Le Dieu de la Guerre
Napoléon, avant tout, est un soldat. Il en a reçu la formation : six années à l'Ecole militaire de Brienne puis à la prestigieuse Ecole royale du champ de Mars . Il en a l'intelligence innée, puisque, curieusement, ni la tactique ni la stratégie n'étaient au programme de ces établissements. Il en a la qualité princeps : le courage. Et, surtout, il aime ce métier : l'un de ses plus chers souvenirs est celui du jour où il a reçu son brevet d'officier, à « seize ans et quinze jours », comme il prend plaisir à le préciser, même une fois parvenu au faîte de la gloire.
Par bonheur pour lui, ce soldat, qui va se révéler exceptionnel, vit une époque qui ne l'est pas moins. Officier à seize ans, général à vingt-quatre, il commande en chef à vingt-sept. Cette carrière fulgurante, si elle est plus brillante qu'aucune autre, n'est pas isolée. Jamais on ne vit escalader aussi allégrement les échelles hiérarchiques ; jamais inconnus sans appui ne cheminèrent aussi vite sur les sentiers de la gloire. Les premières années de la carrière de Napoléon, passées au rythme alangui de l'ancien régime finissant, permettent d'imaginer ce qu'aurait pu être la vie de ce nobliau corse en d'autres circonstances : une longue alternance de congés et de vie de garnison, se terminant par la mise en retraite d'un lieutenant-colonel d'artillerie blanchi sous le harnais. La Révolution française en décide autrement. Elle l'entraîne, l'élève, à la faveur de ces guerres qu'elle déclenche imprudemment dès 1792.
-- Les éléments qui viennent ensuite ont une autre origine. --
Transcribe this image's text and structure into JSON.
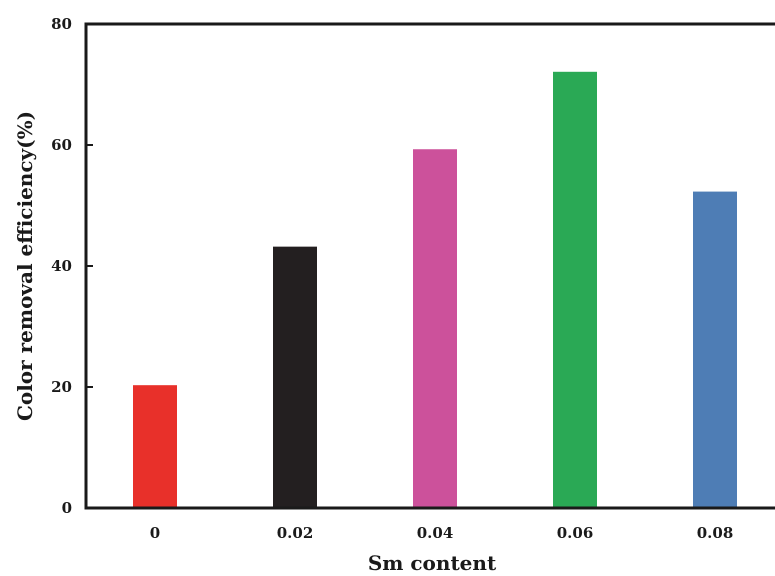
{
  "chart_data": {
    "type": "bar",
    "title": "",
    "xlabel": "Sm content",
    "ylabel": "Color removal efficiency(%)",
    "categories": [
      "0",
      "0.02",
      "0.04",
      "0.06",
      "0.08"
    ],
    "values": [
      20.3,
      43.2,
      59.3,
      72.1,
      52.3
    ],
    "colors": [
      "#e8302a",
      "#231f20",
      "#cc519b",
      "#2aa955",
      "#4e7db5"
    ],
    "ylim": [
      0,
      80
    ],
    "yticks": [
      "0",
      "20",
      "40",
      "60",
      "80"
    ],
    "grid": false,
    "legend": "none"
  }
}
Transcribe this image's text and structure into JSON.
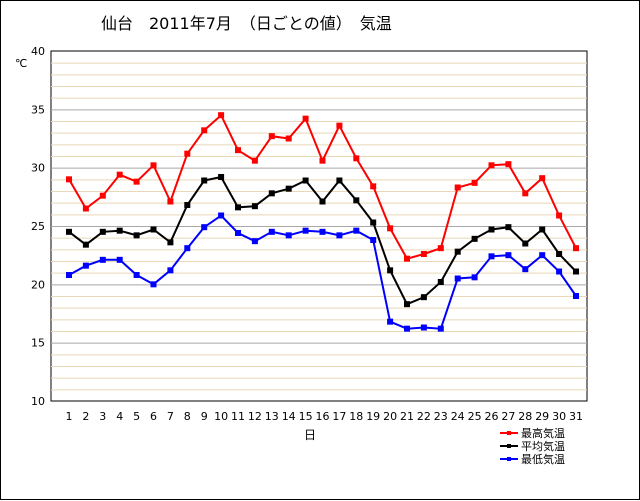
{
  "chart_data": {
    "type": "line",
    "title": "仙台　2011年7月　（日ごとの値）　気温",
    "xlabel": "日",
    "ylabel": "℃",
    "categories": [
      "1",
      "2",
      "3",
      "4",
      "5",
      "6",
      "7",
      "8",
      "9",
      "10",
      "11",
      "12",
      "13",
      "14",
      "15",
      "16",
      "17",
      "18",
      "19",
      "20",
      "21",
      "22",
      "23",
      "24",
      "25",
      "26",
      "27",
      "28",
      "29",
      "30",
      "31"
    ],
    "ylim": [
      10,
      40
    ],
    "y_ticks": [
      "10",
      "15",
      "20",
      "25",
      "30",
      "35",
      "40"
    ],
    "grid": true,
    "legend_position": "bottom-right",
    "series": [
      {
        "name": "最高気温",
        "color": "#ff0000",
        "values": [
          29.0,
          26.5,
          27.6,
          29.4,
          28.8,
          30.2,
          27.1,
          31.2,
          33.2,
          34.5,
          31.5,
          30.6,
          32.7,
          32.5,
          34.2,
          30.6,
          33.6,
          30.8,
          28.4,
          24.8,
          22.2,
          22.6,
          23.1,
          28.3,
          28.7,
          30.2,
          30.3,
          27.8,
          29.1,
          25.9,
          23.1
        ]
      },
      {
        "name": "平均気温",
        "color": "#000000",
        "values": [
          24.5,
          23.4,
          24.5,
          24.6,
          24.2,
          24.7,
          23.6,
          26.8,
          28.9,
          29.2,
          26.6,
          26.7,
          27.8,
          28.2,
          28.9,
          27.1,
          28.9,
          27.2,
          25.3,
          21.2,
          18.3,
          18.9,
          20.2,
          22.8,
          23.9,
          24.7,
          24.9,
          23.5,
          24.7,
          22.6,
          21.1
        ]
      },
      {
        "name": "最低気温",
        "color": "#0000ff",
        "values": [
          20.8,
          21.6,
          22.1,
          22.1,
          20.8,
          20.0,
          21.2,
          23.1,
          24.9,
          25.9,
          24.4,
          23.7,
          24.5,
          24.2,
          24.6,
          24.5,
          24.2,
          24.6,
          23.8,
          16.8,
          16.2,
          16.3,
          16.2,
          20.5,
          20.6,
          22.4,
          22.5,
          21.3,
          22.5,
          21.1,
          19.0
        ]
      }
    ]
  }
}
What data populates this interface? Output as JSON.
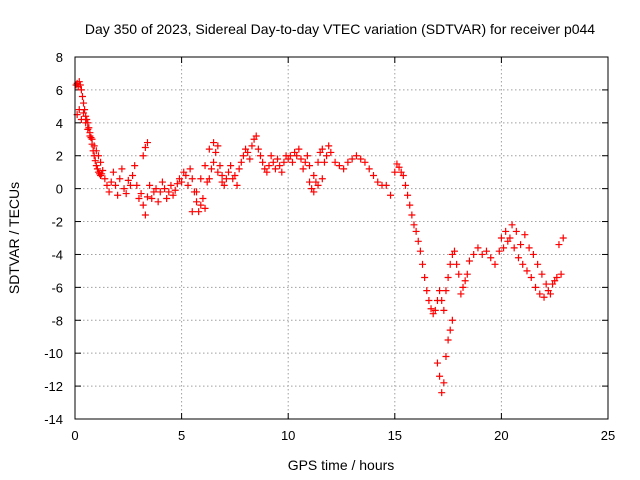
{
  "chart_data": {
    "type": "scatter",
    "title": "Day 350 of 2023, Sidereal Day-to-day VTEC variation (SDTVAR) for receiver p044",
    "xlabel": "GPS time / hours",
    "ylabel": "SDTVAR / TECUs",
    "xlim": [
      0,
      25
    ],
    "ylim": [
      -14,
      8
    ],
    "xticks": [
      0,
      5,
      10,
      15,
      20,
      25
    ],
    "yticks": [
      -14,
      -12,
      -10,
      -8,
      -6,
      -4,
      -2,
      0,
      2,
      4,
      6,
      8
    ],
    "grid": true,
    "marker": "plus",
    "color": "#ff0000",
    "series": [
      {
        "name": "SDTVAR",
        "x": [
          0.05,
          0.1,
          0.15,
          0.2,
          0.25,
          0.3,
          0.35,
          0.4,
          0.45,
          0.5,
          0.55,
          0.6,
          0.65,
          0.7,
          0.75,
          0.8,
          0.85,
          0.9,
          0.95,
          1.0,
          1.05,
          1.1,
          1.15,
          1.2,
          1.25,
          1.3,
          0.1,
          0.2,
          0.3,
          0.4,
          0.5,
          0.6,
          0.7,
          0.8,
          0.9,
          1.0,
          1.1,
          1.2,
          1.4,
          1.5,
          1.6,
          1.7,
          1.8,
          1.9,
          2.0,
          2.1,
          2.2,
          2.3,
          2.4,
          2.5,
          2.6,
          2.7,
          2.8,
          2.9,
          3.0,
          3.1,
          3.2,
          3.3,
          3.4,
          3.5,
          3.6,
          3.7,
          3.8,
          3.9,
          4.0,
          4.1,
          4.2,
          4.3,
          4.4,
          4.5,
          4.6,
          4.7,
          4.8,
          4.9,
          5.0,
          3.2,
          3.3,
          3.4,
          5.1,
          5.2,
          5.3,
          5.4,
          5.5,
          5.6,
          5.7,
          5.8,
          5.9,
          6.0,
          6.1,
          6.2,
          6.3,
          6.4,
          6.5,
          6.6,
          6.7,
          6.8,
          6.9,
          7.0,
          7.1,
          7.2,
          7.3,
          7.4,
          7.5,
          7.6,
          7.7,
          7.8,
          7.9,
          8.0,
          8.1,
          8.2,
          8.3,
          8.4,
          8.5,
          8.6,
          8.7,
          8.8,
          8.9,
          9.0,
          9.1,
          9.2,
          9.3,
          9.4,
          9.5,
          9.6,
          9.7,
          9.8,
          9.9,
          10.0,
          5.5,
          5.7,
          5.9,
          6.1,
          6.3,
          6.5,
          6.7,
          6.9,
          10.1,
          10.2,
          10.3,
          10.4,
          10.5,
          10.6,
          10.7,
          10.8,
          10.9,
          11.0,
          11.1,
          11.2,
          11.3,
          11.4,
          11.5,
          11.6,
          11.7,
          11.8,
          11.9,
          12.0,
          11.0,
          11.2,
          11.4,
          11.6,
          12.2,
          12.4,
          12.6,
          12.8,
          13.0,
          13.2,
          13.4,
          13.6,
          13.8,
          14.0,
          14.2,
          14.4,
          14.6,
          14.8,
          15.0,
          15.1,
          15.2,
          15.3,
          15.4,
          15.5,
          15.6,
          15.7,
          15.8,
          15.9,
          16.0,
          16.1,
          16.2,
          16.3,
          16.4,
          16.5,
          16.6,
          16.7,
          16.8,
          16.9,
          17.0,
          17.1,
          17.2,
          17.3,
          17.4,
          17.5,
          17.6,
          17.7,
          17.8,
          17.9,
          18.0,
          18.1,
          18.2,
          18.3,
          18.4,
          17.0,
          17.1,
          17.2,
          17.3,
          17.4,
          17.5,
          17.6,
          17.7,
          18.5,
          18.7,
          18.9,
          19.1,
          19.3,
          19.5,
          19.7,
          19.9,
          20.1,
          20.3,
          20.5,
          20.7,
          20.9,
          21.1,
          21.3,
          21.5,
          21.7,
          21.9,
          22.1,
          22.3,
          22.5,
          22.7,
          22.9,
          20.0,
          20.2,
          20.4,
          20.6,
          20.8,
          21.0,
          21.2,
          21.4,
          21.6,
          21.8,
          22.0,
          22.2,
          22.4,
          22.6,
          22.8
        ],
        "y": [
          6.3,
          6.4,
          6.2,
          6.5,
          6.3,
          6.0,
          5.6,
          5.2,
          4.8,
          4.4,
          4.2,
          4.0,
          3.7,
          3.4,
          3.1,
          2.7,
          2.3,
          2.0,
          1.7,
          1.4,
          1.2,
          1.0,
          0.9,
          0.8,
          0.9,
          1.1,
          4.5,
          4.8,
          4.2,
          4.6,
          4.0,
          3.6,
          3.2,
          3.0,
          2.6,
          2.3,
          2.0,
          1.6,
          0.6,
          0.2,
          -0.2,
          0.4,
          1.0,
          0.2,
          -0.4,
          0.6,
          1.2,
          0.0,
          -0.3,
          0.5,
          0.2,
          0.8,
          1.4,
          0.2,
          -0.6,
          -0.3,
          -1.0,
          -1.6,
          -0.5,
          0.2,
          -0.6,
          -0.2,
          0.0,
          -0.8,
          -0.2,
          0.4,
          0.0,
          -0.6,
          -0.2,
          0.2,
          -0.4,
          -0.1,
          0.3,
          0.6,
          0.4,
          2.0,
          2.5,
          2.8,
          1.0,
          0.8,
          0.2,
          1.2,
          0.6,
          -0.2,
          -0.8,
          -1.4,
          -1.0,
          -0.6,
          -1.2,
          0.4,
          0.6,
          1.2,
          1.6,
          2.2,
          2.6,
          1.4,
          0.8,
          0.2,
          0.6,
          1.0,
          1.4,
          0.6,
          0.8,
          0.2,
          1.2,
          1.6,
          2.0,
          2.4,
          2.2,
          1.8,
          2.6,
          3.0,
          3.2,
          2.4,
          2.0,
          1.6,
          1.2,
          1.0,
          1.4,
          2.0,
          1.6,
          1.2,
          1.8,
          1.4,
          1.0,
          1.6,
          2.0,
          1.8,
          -1.4,
          -0.2,
          0.6,
          1.4,
          2.4,
          2.8,
          1.0,
          0.4,
          2.0,
          1.6,
          2.2,
          2.0,
          2.4,
          1.8,
          1.2,
          1.6,
          2.0,
          0.4,
          0.0,
          -0.2,
          0.4,
          1.6,
          2.2,
          2.4,
          1.6,
          2.0,
          2.6,
          2.2,
          1.4,
          0.8,
          0.2,
          0.6,
          1.6,
          1.4,
          1.2,
          1.6,
          1.8,
          2.0,
          1.8,
          1.6,
          1.2,
          0.8,
          0.4,
          0.2,
          0.2,
          -0.4,
          1.0,
          1.5,
          1.3,
          1.0,
          0.8,
          0.2,
          -0.4,
          -1.0,
          -1.6,
          -2.2,
          -2.6,
          -3.2,
          -3.8,
          -4.6,
          -5.4,
          -6.2,
          -6.8,
          -7.3,
          -7.6,
          -7.4,
          -6.8,
          -6.2,
          -6.8,
          -7.4,
          -6.2,
          -5.4,
          -4.6,
          -4.0,
          -3.8,
          -4.6,
          -5.2,
          -6.4,
          -6.0,
          -5.6,
          -5.2,
          -10.6,
          -11.4,
          -12.4,
          -11.8,
          -10.2,
          -9.2,
          -8.6,
          -8.0,
          -4.4,
          -4.0,
          -3.6,
          -4.0,
          -3.8,
          -4.2,
          -4.6,
          -3.8,
          -3.6,
          -3.2,
          -2.2,
          -2.6,
          -3.4,
          -2.8,
          -3.6,
          -4.0,
          -4.6,
          -5.2,
          -5.8,
          -6.4,
          -5.6,
          -3.4,
          -3.0,
          -3.0,
          -2.6,
          -3.0,
          -3.6,
          -4.2,
          -4.6,
          -5.0,
          -5.4,
          -6.0,
          -6.4,
          -6.6,
          -6.2,
          -5.8,
          -5.4,
          -5.2
        ]
      }
    ]
  }
}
Quelques canons pointés sur Avignon, encore n'est-ce pas très sûr, le siège de Toulon, une émeute dispersée à Paris, c'est là toute l'expérience guerrière du général qui prend à Nice , en mars 1796, le commandement d'une armée dépenaillée sur un théâtre d'opérations – l'Italie – que les gouvernants français conçoivent comme secondaire. En quelques jours, il galvanise ses soldats, s'impose à ses divisionnaires, des hommes de la trempe de Masséna ou d'Augereau, aussi chevronnés que peu impressionnables, ses anciens par l'âge comme par le grade, et se lance dans une campagne qui suffirait à elle seule à assurer sa place au panthéon des grands capitaines.
Vingt ans plus tard, quand l'épopée s'achève, il a guerroyé en Afrique comme en Asie et sillonné l'Europe de Madrid à Moscou, entrant victorieux dans presque toutes ses capitales, donnant plus de batailles qu'Alexandre de Grand, Hannibal et Jules César réunis. Longtemps triomphant, finalement défait, il a pu perdre le soutien de la haute hiérarchie militaire, jamais celui du gros de l'armée ne lui a manqué. Car ses soldats savent bien, eux, qu'il est resté l'un des leurs. Le premier sans doute, mais, pour l'essentiel, leur pareil ; celui qu'ils ont élu caporal un soir de victoire ; celui qui, tout Empereur qu'il soit, est encore content de partager leur pitance le soir au bivouac, ou de dormir dans la cabane qu'ils lui ont confectionnée de bric et de broc ; celui qui vit le plus beau soir de son existence au milieu de leurs flambeaux à la veille d'Austerlitz, s'apprêtant, par cette victoire de légende, à devenir définitivement, selon le mot de Carl von Clausewitz, le « Dieu de la Guerre ».